Le scie attirano come le sirene i ciclisti, poi la ruota finisce nel solco e cadono. Bestemmiano, si rialzano, riprovano se non ci sono danni, sono irretiti da quel liscio che sembra scivolare in avanti. Un tapis roulant. Meglio a piedi, mettere distacco e curiosità e seguirle dal portico. lasciare che accompagnino. Mostrano quello che si può, magari entrassero per i vicoli, lì fino a quel muro alto da cui spuntano foglie e rose, oppure lungo le altre riviere, quelle da innamorati, che scuotono i capelli dopo essersi baciati e ridono perché i tigli lasciano cadere fiori gialli. Ci sono marciapiedi gialli, dove l’aria è zeppa dell’ umore penetrante del tiglio, camminare è morbido, anche le suole per poco diventano gialle e odorose. Bisogna lasciare le scie e ritrovarle, andando da ovest verso est, come fanno i viandanti e i perditempo, quelli che cercano il sole e ne sono attratti. Se la vita scandisce le svolte, una ogni tanto, il sole riempie i vuoti e l’attesa, pare di vivere tutto e invece s’attende qualcosa. Se ne intuisce il peso, ciò che cambierà davvero, ma non si sa cos’è e intanto ci pare, riempiamo i giorni di abitudini, piccole sofferenze, gioie repentine, come continuasse tutto allo stesso modo, ma non è così, lo sappiamo. Poi c’è chi crede che la vita sia comunque amica e tenera, e chi ne ha paura, ma entrambi si muovono a zig zag nel sole. Da ovest a est e viceversa, instancabili perché altrimenti il silenzio pone domande e la vita si riporta da nord a sud. 

Io so cos’è la solitudine. La sera tiravo in lungo, gli amici, il bar, le discussioni infinite, poi la compagnia si sfaldava, le parole che avevano riempito l’aria, mosso sentimenti, aperto e chiuso idee, comunicato per puntiglio e per noia, si dissolvevano.

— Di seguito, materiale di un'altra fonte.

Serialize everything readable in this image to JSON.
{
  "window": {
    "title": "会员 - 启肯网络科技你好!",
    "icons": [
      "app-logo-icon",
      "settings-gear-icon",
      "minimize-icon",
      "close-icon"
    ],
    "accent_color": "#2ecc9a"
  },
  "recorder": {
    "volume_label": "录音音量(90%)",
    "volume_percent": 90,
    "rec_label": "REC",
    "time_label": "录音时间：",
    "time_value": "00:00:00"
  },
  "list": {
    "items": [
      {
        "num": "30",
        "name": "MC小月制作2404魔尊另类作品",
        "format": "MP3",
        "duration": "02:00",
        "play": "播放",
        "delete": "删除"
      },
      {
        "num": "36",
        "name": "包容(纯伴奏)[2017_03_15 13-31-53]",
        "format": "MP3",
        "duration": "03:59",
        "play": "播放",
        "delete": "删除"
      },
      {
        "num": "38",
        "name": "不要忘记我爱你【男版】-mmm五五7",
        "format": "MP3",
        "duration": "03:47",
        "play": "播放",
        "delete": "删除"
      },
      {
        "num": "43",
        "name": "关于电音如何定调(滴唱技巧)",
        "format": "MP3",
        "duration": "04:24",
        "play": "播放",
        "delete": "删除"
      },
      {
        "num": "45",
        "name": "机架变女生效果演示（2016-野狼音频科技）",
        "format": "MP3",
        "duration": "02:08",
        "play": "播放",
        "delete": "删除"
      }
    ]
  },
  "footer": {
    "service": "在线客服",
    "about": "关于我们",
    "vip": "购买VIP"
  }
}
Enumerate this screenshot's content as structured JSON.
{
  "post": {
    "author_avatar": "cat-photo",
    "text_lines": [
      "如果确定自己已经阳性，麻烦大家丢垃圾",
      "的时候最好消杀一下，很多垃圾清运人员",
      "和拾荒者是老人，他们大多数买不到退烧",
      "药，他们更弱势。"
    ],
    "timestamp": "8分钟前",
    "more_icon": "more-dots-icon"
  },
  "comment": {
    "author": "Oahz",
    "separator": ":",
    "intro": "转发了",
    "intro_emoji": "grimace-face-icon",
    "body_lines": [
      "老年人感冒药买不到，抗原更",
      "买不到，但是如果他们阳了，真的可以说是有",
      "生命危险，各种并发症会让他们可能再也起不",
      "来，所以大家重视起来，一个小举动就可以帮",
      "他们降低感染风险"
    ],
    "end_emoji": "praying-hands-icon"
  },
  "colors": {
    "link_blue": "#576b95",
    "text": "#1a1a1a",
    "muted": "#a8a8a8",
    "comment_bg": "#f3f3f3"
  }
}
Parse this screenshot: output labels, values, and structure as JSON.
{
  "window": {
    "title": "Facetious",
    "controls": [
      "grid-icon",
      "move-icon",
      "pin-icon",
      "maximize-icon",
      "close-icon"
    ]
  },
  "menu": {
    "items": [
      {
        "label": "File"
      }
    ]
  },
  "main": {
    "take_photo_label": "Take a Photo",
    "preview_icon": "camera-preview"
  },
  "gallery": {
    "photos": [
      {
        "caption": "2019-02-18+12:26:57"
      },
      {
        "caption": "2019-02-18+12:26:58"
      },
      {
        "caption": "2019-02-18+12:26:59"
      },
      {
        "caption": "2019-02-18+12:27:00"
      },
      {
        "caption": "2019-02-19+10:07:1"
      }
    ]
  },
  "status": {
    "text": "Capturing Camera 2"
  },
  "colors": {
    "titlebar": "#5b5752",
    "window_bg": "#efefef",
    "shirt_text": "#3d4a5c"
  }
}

Non tornavo a casa, giravo e sapevo dove alla fine sarei finito. Lì, sulla piazza davanti alla mole ciclopica del salone, dopo mezzanotte il bar all’angolo chiudeva, ma lasciava qualche sedia e qualche tavolo. Seduto sentivo il caldo che calava dall’alto e momentanei sbocchi d’aria, come se altrove qualcuno aprisse una porta, una finestra e in quella corrente ci fosse il ciabattare insonne, la fatica di affrontare il letto e insieme la stanchezza del giorno seguente, già pronta, che pesava prima d’essere vera. Le voci si spegnevano, qualche richiamo, i barboni che arrivavano con il bottiglione di vino. Parlavo, ascoltavo le parole corrotte dall’alcool, poi tagliavo con una risata, mi spostavo. Cercavo la solitudine che riassume, rimette ordine. Il giorno dopo sarei andato al mare, gli esami erano un problema, ma adesso ero davanti a me e guardavo. Mi guardavo. Lasciando che il resto fosse cornice, non più sono, ma il dubbio. La solitudine veniva poco a poco, raccontava della difficoltà di dire, di trasmettere le sensazioni, diceva dell’impudicizia del dire la verità, ossia ciò che si pensa davvero, e questo non riguarda l’altro, ma ciò che si sente. Raccontava dell’unicità come colla per tenere assieme tutto, come scusa per non procedere oltre, accettarsi, vedere i lati positivi, non scavare. Mi sarebbe piaciuto non avere dubbi, vedevo quelli che non ne avevano, quelli che dicevano io, che erano così sicuri e immemori, così pieni del loro scegliere, pagare, vivere che non s’accorgevano che tutto quel daffare era un rifiutare la solitudine, il dubbio che essa portava con sé. Era una piccola sicurezza o forse mi sbagliavo anche in quello? Stavo lì in piazza mentre la notte acquietava tutto, leniva le voci, finché non parlava più nessuno. Neanche i barboni. Il sonno prendeva. Il giorno dopo, il sole, il mare, l’esame sempre in ritardo, i desideri e le voglie, il pensiero di qualcosa che mancava. Domani. Tornavo a casa, aprivo piano, al buio mi spogliavo e mi raggiungeva la voce di mia nonna: sito tornà. Ero tornato per modo di dire, non si torna mai davvero in un luogo, si torna dentro. Era già estate. Una lunga estate.

Due scie di cemento tagliano la città da nord a sud, in mezzo una rotaia, un nervo scoperto, una corda che risuona in tono di basso: solstizio d’estate.